Yoric · on March 3, 2023

Agreed. However, there are much better formats than Python pickles for exchanging binary data. As it is, using PyTorch means that you force your users to also use PyTorch, which is a shame, as libtorch (which is what makes PyTorch work) offers a much more portable format (which I suspect might also be more efficient at least in terms of raw size, but I haven't checked).

pas · on March 3, 2023

... why not CBOR or other efficient binary format?

Yoric · on March 3, 2023

If it's PyTorch, it can definitely contain and execute arbitrary code.

One of the reasons I'm not a huge fan of PyTorch.

londons_explore · on March 3, 2023

They could contain arbitrary code... But typically do not. That means that with the right viewer application it will be trivial to know for sure.

It isn't like a multi gigabyte game for example, where knowing if there is any malicious code could easily be a multi-month reverse engineering project to get to the answer of 'probably not, but we don't have time to check every byte with a fine tooth comb'

Yoric · on March 3, 2023

In theory, this could be done, sure.

In practice, who's going to bother checking the language model? All the code that runs Stable Diffusion or other Hugging Face models that I've seen just downloads the model dynamically, then uses it without asking question. That's a pretty low-hanging supply chain attack waiting to happen, I believe.
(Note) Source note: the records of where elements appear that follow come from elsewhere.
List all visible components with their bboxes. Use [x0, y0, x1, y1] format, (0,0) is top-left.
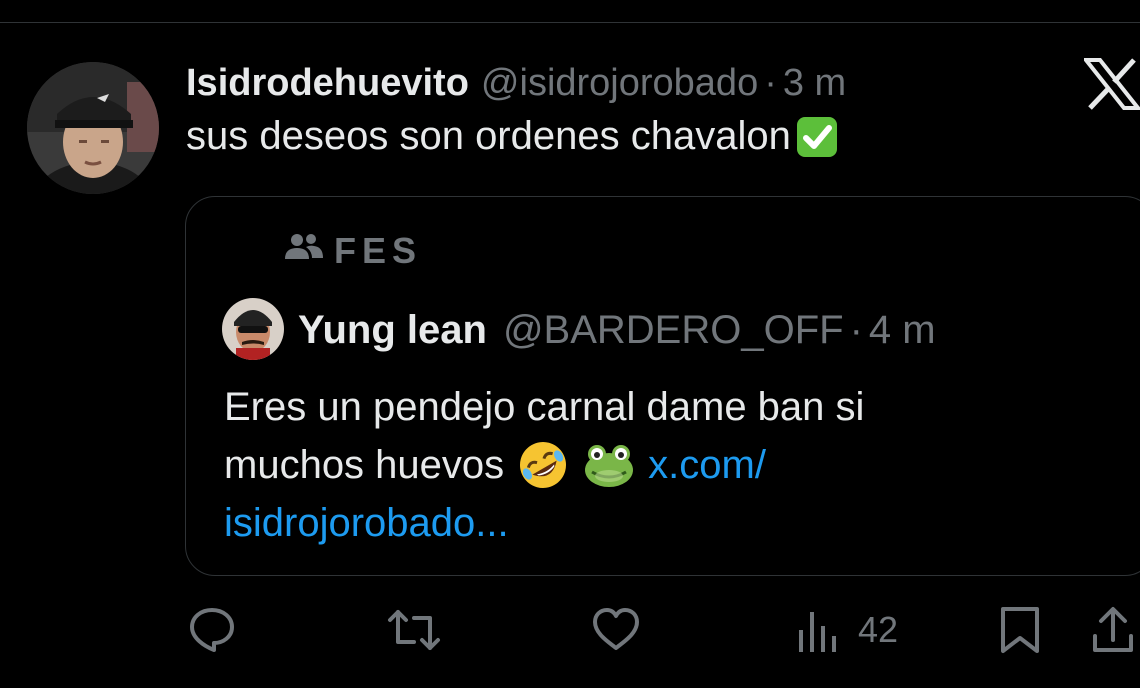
views-count: 42 [858, 609, 899, 650]
heart-icon [590, 604, 642, 656]
post-text-container: sus deseos son ordenes chavalon [186, 114, 839, 159]
repost-icon [386, 604, 442, 656]
share-button[interactable] [1090, 600, 1136, 660]
quoted-author-display-name[interactable]: Yung lean [298, 308, 487, 353]
rolling-on-floor-laughing-emoji [516, 438, 570, 492]
quoted-post-timestamp[interactable]: 4 m [869, 308, 936, 353]
bookmark-button[interactable] [998, 600, 1042, 660]
community-label[interactable]: FES [284, 230, 422, 272]
author-avatar[interactable] [27, 62, 159, 194]
frog-face-emoji [582, 438, 636, 492]
like-button[interactable] [590, 600, 642, 660]
quoted-text-line-2: muchos huevos x.com/ [224, 436, 984, 494]
quoted-link-part-2[interactable]: isidrojorobado... [224, 494, 509, 552]
quoted-text-line-3: isidrojorobado... [224, 494, 984, 552]
author-handle[interactable]: @isidrojorobado [481, 62, 758, 105]
check-mark-button-emoji [795, 115, 839, 159]
post-header: Isidrodehuevito @isidrojorobado · 3 m [186, 56, 846, 110]
separator-dot: · [849, 307, 863, 352]
quoted-post-text: Eres un pendejo carnal dame ban si mucho… [224, 378, 984, 552]
quoted-post-header: Yung lean @BARDERO_OFF · 4 m [298, 304, 936, 356]
views-button[interactable]: 42 [796, 600, 898, 660]
quoted-author-avatar[interactable] [222, 298, 284, 360]
quoted-text-part-2: muchos huevos [224, 443, 505, 487]
views-icon [796, 604, 840, 656]
author-display-name[interactable]: Isidrodehuevito [186, 62, 469, 105]
top-divider [0, 22, 1140, 23]
community-icon [284, 230, 334, 272]
quoted-link-part-1[interactable]: x.com/ [648, 436, 766, 494]
reply-icon [186, 604, 238, 656]
quoted-author-handle[interactable]: @BARDERO_OFF [503, 308, 844, 353]
action-bar: 42 [0, 600, 1140, 660]
share-icon [1090, 604, 1136, 656]
repost-button[interactable] [386, 600, 442, 660]
quoted-text-line-1: Eres un pendejo carnal dame ban si [224, 378, 984, 436]
community-name: FES [334, 230, 423, 271]
bookmark-icon [998, 604, 1042, 656]
quoted-text-part-1: Eres un pendejo carnal dame ban si [224, 385, 865, 429]
post-timestamp[interactable]: 3 m [783, 62, 846, 105]
post-text: sus deseos son ordenes chavalon [186, 114, 791, 158]
reply-button[interactable] [186, 600, 238, 660]
x-logo-icon [1081, 58, 1140, 110]
separator-dot: · [764, 61, 777, 104]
nodogoto · on March 3, 2023

It shouldn't be much work to verify that the file is just a set of floats.

trentdotexe · on March 3, 2023

I mentioned this above, but Trail of Bits has a tool just for this purpose called Fickling. https://github.com/trailofbits/fickling

zb3 · on March 3, 2023

I only found this picklescan[0] serving this purpose, but it doesn't seem to be a finished project.

[0] - https://github.com/mmaitre314/picklescan

dmix · on March 3, 2023

Curious how long that would take on 200gb.
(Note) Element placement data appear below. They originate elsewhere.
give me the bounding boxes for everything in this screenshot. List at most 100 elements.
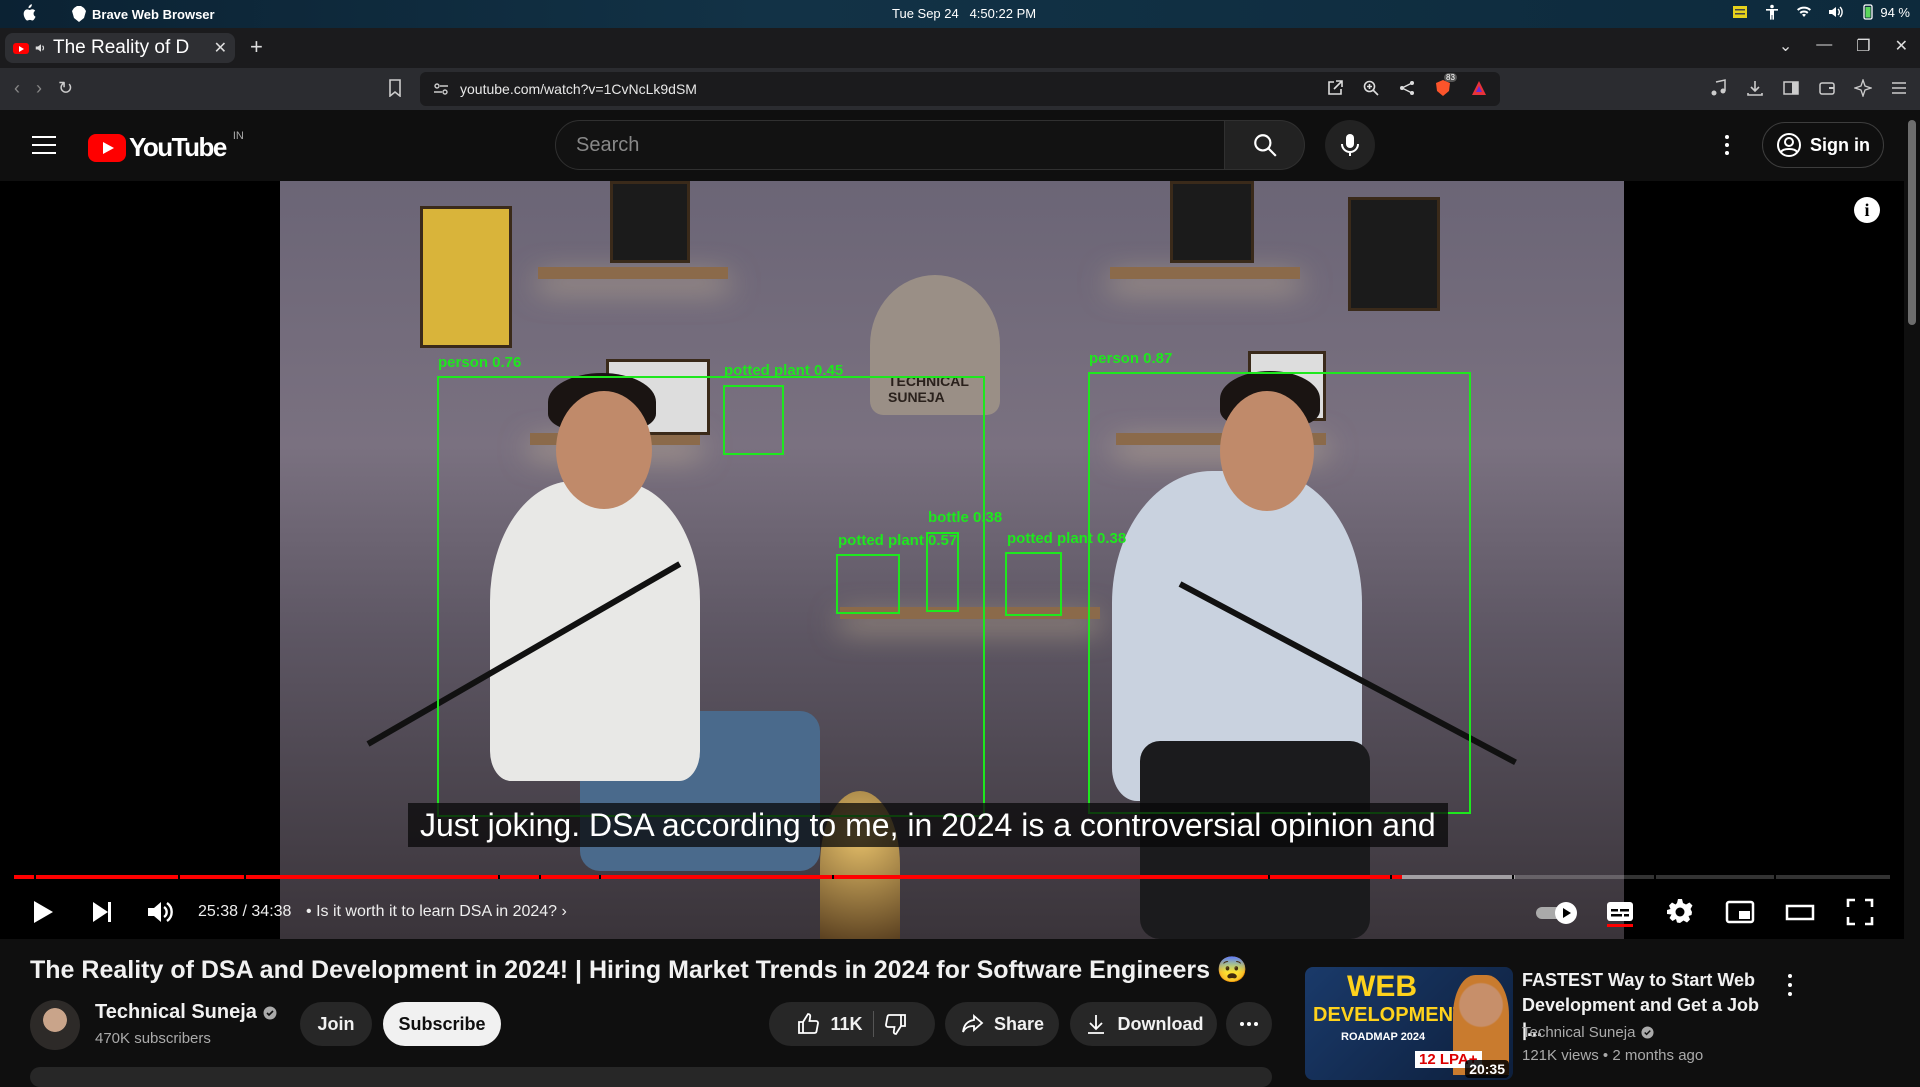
wallet-icon[interactable] <box>1818 79 1836 97</box>
like-dislike-group: 11K <box>769 1002 935 1046</box>
menu-icon[interactable] <box>1890 79 1908 97</box>
new-tab-button[interactable]: + <box>250 34 263 60</box>
mute-button[interactable] <box>144 896 176 928</box>
play-button[interactable] <box>26 896 58 928</box>
download-label: Download <box>1117 1013 1204 1034</box>
verified-check-icon <box>1641 1026 1654 1039</box>
theater-mode-button[interactable] <box>1784 896 1816 928</box>
back-icon[interactable]: ‹ <box>14 78 20 99</box>
potted-plant <box>720 203 754 243</box>
tab-list-chevron-icon[interactable]: ⌄ <box>1779 36 1792 56</box>
chapter-button[interactable]: • Is it worth it to learn DSA in 2024? › <box>306 903 567 921</box>
forward-icon[interactable]: › <box>36 78 42 99</box>
detection-label: person 0.87 <box>1089 350 1173 367</box>
search-input[interactable] <box>576 133 1224 157</box>
active-app-name[interactable]: Brave Web Browser <box>72 6 215 22</box>
restore-button[interactable]: ❐ <box>1856 36 1870 56</box>
sidebar-icon[interactable] <box>1782 79 1800 97</box>
chapter-marker <box>539 875 541 879</box>
leo-ai-icon[interactable] <box>1854 79 1872 97</box>
settings-button[interactable] <box>1664 896 1696 928</box>
chapter-marker <box>498 875 500 879</box>
autoplay-toggle[interactable] <box>1534 896 1580 928</box>
download-button[interactable]: Download <box>1070 1002 1217 1046</box>
chapter-marker <box>599 875 601 879</box>
close-window-button[interactable]: ✕ <box>1895 36 1908 56</box>
detection-label: potted plant 0.57 <box>838 532 958 549</box>
media-icon[interactable] <box>1710 79 1728 97</box>
next-button[interactable] <box>86 896 118 928</box>
like-divider <box>872 1011 874 1037</box>
avatar[interactable] <box>30 1000 80 1050</box>
share-button[interactable]: Share <box>945 1002 1059 1046</box>
video-duration-badge: 20:35 <box>1465 1060 1509 1078</box>
notes-icon[interactable] <box>1732 4 1748 20</box>
youtube-play-logo-icon <box>88 133 126 162</box>
speaker-playing-icon[interactable] <box>35 42 47 54</box>
subscribe-button[interactable]: Subscribe <box>383 1002 501 1046</box>
guide-menu-icon[interactable] <box>32 136 56 154</box>
channel-name-link[interactable]: Technical Suneja <box>95 1001 277 1024</box>
shield-count-badge: 83 <box>1444 73 1457 82</box>
chapter-marker <box>34 875 36 879</box>
wall-poster <box>1170 181 1254 263</box>
join-button[interactable]: Join <box>300 1002 372 1046</box>
detection-label: potted plant 0.45 <box>724 362 844 379</box>
recommended-video-thumbnail[interactable]: WEB DEVELOPMENT ROADMAP 2024 12 LPA+ 20:… <box>1305 967 1513 1080</box>
reload-icon[interactable]: ↻ <box>58 78 73 99</box>
chapter-title: Is it worth it to learn DSA in 2024? <box>316 903 558 920</box>
tab-title: The Reality of D <box>53 37 190 58</box>
recommended-channel[interactable]: Technical Suneja <box>1522 1024 1654 1041</box>
settings-more-icon[interactable] <box>1718 132 1736 158</box>
page-scrollbar[interactable] <box>1904 110 1920 1080</box>
app-name-label: Brave Web Browser <box>92 6 215 22</box>
dislike-button[interactable] <box>884 1012 908 1036</box>
join-label: Join <box>317 1013 355 1034</box>
scrollbar-thumb[interactable] <box>1908 120 1916 325</box>
chapter-marker <box>1268 875 1270 879</box>
potted-plant <box>1260 209 1294 249</box>
accessibility-icon[interactable] <box>1764 4 1780 20</box>
nav-buttons: ‹ › ↻ <box>14 78 73 99</box>
volume-icon[interactable] <box>1828 4 1844 20</box>
video-player[interactable]: TECHNICAL SUNEJA person 0.76 potted plan… <box>0 181 1904 939</box>
site-settings-icon[interactable] <box>432 80 450 98</box>
recommended-more-icon[interactable] <box>1786 974 1794 996</box>
fullscreen-button[interactable] <box>1844 896 1876 928</box>
downloads-icon[interactable] <box>1746 79 1764 97</box>
share-icon[interactable] <box>1398 79 1416 97</box>
browser-tab-active[interactable]: The Reality of D ✕ <box>5 33 235 63</box>
tab-close-icon[interactable]: ✕ <box>214 38 227 58</box>
zoom-icon[interactable] <box>1362 79 1380 97</box>
bookmark-icon[interactable] <box>388 79 402 97</box>
minimize-button[interactable]: — <box>1816 36 1832 56</box>
battery-indicator[interactable]: 94 % <box>1860 4 1910 20</box>
brave-rewards-icon[interactable] <box>1470 79 1488 97</box>
gear-icon <box>1667 899 1693 923</box>
address-bar[interactable]: youtube.com/watch?v=1CvNcLk9dSM 83 <box>420 72 1500 106</box>
chapter-marker <box>1774 875 1776 879</box>
brave-shields-button[interactable]: 83 <box>1434 73 1457 97</box>
youtube-header: YouTube IN Sign in <box>0 110 1904 181</box>
search-box <box>555 120 1225 170</box>
apple-icon[interactable] <box>20 4 36 22</box>
voice-search-button[interactable] <box>1325 120 1375 170</box>
chapter-marker <box>1654 875 1656 879</box>
menubar-clock[interactable]: Tue Sep 24 4:50:22 PM <box>892 6 1036 21</box>
youtube-logo[interactable]: YouTube IN <box>88 130 244 163</box>
open-external-icon[interactable] <box>1326 79 1344 97</box>
wall-poster <box>610 181 690 263</box>
description-box[interactable] <box>30 1067 1272 1087</box>
browser-toolbar: ‹ › ↻ youtube.com/watch?v=1CvNcLk9dSM 83 <box>0 68 1920 110</box>
sign-in-button[interactable]: Sign in <box>1762 122 1884 168</box>
chapter-marker <box>1390 875 1392 879</box>
wifi-icon[interactable] <box>1796 4 1812 20</box>
info-icon[interactable]: i <box>1854 197 1880 223</box>
youtube-wordmark: YouTube <box>129 132 227 162</box>
search-button[interactable] <box>1225 120 1305 170</box>
more-actions-button[interactable] <box>1226 1002 1272 1046</box>
subtitles-button[interactable] <box>1604 896 1636 928</box>
like-button[interactable]: 11K <box>796 1012 863 1036</box>
miniplayer-button[interactable] <box>1724 896 1756 928</box>
progress-bar[interactable] <box>14 875 1890 879</box>
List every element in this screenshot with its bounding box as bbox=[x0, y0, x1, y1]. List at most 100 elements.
winddude · on March 3, 2023

Anything that loads pickles from sources your unsure of can contain executable code. There were a few samples a couple month ago showing distribution on huggingface.

Some solutions for checking: https://huggingface.co/docs/hub/security-pickle

or run them in an isolated env.

trentdotexe · on March 3, 2023

You're right! You should probably use Trail of Bits Fickling tool to investigate. https://github.com/trailofbits/fickling

SequoiaHope · on March 3, 2023

Thanks for the tip. I tried this on the 7B parameter model and got an error.

$ fickling --check-safety consolidated.00.pth

  File "/usr/lib/python3.10/pickletools.py", line 359, in read_stringnl
    data = codecs.escape_decode(data)[0].decode("ascii")

UnicodeDecodeError: 'ascii' codec can't decode byte 0x80 in position 63: ordinal not in range(128)

SequoiaHope · on March 3, 2023

I am running it in docker to be safe, which works just fine.

Red_Leaves_Flyy · on March 4, 2023

Docker escapes exist and if this was released by spooks then including sandbox escapes is par. Unlikely for sure but your confidence is naïve.

SequoiaHope · on March 4, 2023

I’m aware that they exist. I figured if someone inserted a hack they wouldn’t bother with docker escapes as they would catch plenty of people who run it without docker. I figured it was a calculated risk.